Tying councilmember stipends to the rate of inflation makes little sense considering that most student fees are not tied to inflation. Stipends should depend on the student fees from which they are drawn, not on the state of the market at large.
The argument for raising stipends in the first place was a simple and convincing one: We should make positions in student government accessible to the entire student body, regardless of their ability to work for an unreasonably low recompense.
But that does not entitle the council to spend money it does not have.
To illustrate: The council’s stipends, after this summer’s increase, is $672 a month. In three years time, at a three percent rate of inflation (just less than the CPI increase from 2010 to 2011, the most recent year for which data is available) stipends would increase to $734 a month, a $62 increase. Assuming a similar CPI, in 15 years, councilmembers would be making nearly $1340 a month.

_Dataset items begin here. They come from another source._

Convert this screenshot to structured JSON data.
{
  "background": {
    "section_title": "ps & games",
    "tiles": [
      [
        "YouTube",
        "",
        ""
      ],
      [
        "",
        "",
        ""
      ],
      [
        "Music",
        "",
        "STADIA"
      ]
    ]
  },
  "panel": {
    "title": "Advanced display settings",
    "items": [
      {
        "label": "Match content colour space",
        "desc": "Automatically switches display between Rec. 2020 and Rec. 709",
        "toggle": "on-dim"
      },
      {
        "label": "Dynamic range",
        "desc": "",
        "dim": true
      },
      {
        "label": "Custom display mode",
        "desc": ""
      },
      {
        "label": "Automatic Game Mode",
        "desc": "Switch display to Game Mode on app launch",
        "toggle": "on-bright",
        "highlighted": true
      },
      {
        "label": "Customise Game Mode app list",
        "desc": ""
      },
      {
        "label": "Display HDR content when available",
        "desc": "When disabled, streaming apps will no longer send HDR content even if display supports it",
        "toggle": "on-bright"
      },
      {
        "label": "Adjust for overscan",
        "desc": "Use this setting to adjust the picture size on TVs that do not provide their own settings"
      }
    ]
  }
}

Multiply that by 13 councilmembers receiving a stipend, plus other positions with stipends, and it amounts to a substantial draw on student fees, which remain static unless changed by a student referendum.
Stipends should not be tied to inflation, but should be raised as appropriate given the level of student fees. The raise that USAC approved over the summer was based on the minimum wage, a wise benchmark to ensure the accessibility of government positions.
As Roy Champawat, director of the UCLA Student Union, told Daily Bruin news contributor Hee Jae Choi last week, “minimum wage is the standard that has been defined in our society as the rate tied to work, whereas (the) consumer price index is a different measure.”
The student body has seen what happens when the council raises stipends without considering the consequences, as allocations to student groups dipped in the fall. If this measure passes as part of an amendment, the council risks again prioritizing the pocketbook over principles of good governance.
If USAC seeks to avoid the chaos that has surrounded the stipend issue this year, it must ensure that the amendment itself is sound.
Undergraduate student leadership has neglected to reverse its mistake for months, and it should wait just a little longer to present responsible reform.
Why should should depend on the student fees from which they are drawn? That makes no sense. Stipends should depend on the work the staff members do.
The stipends should depend on work done. But they should also depend on how much money is actually available. This editorial points out that (1) the stipends come from student fees, and (2) if the stipends are tied to the CPI, then the stipend amounts would very likely rise much faster than the money available (since increasing revenue from student fees have to be done by referendum).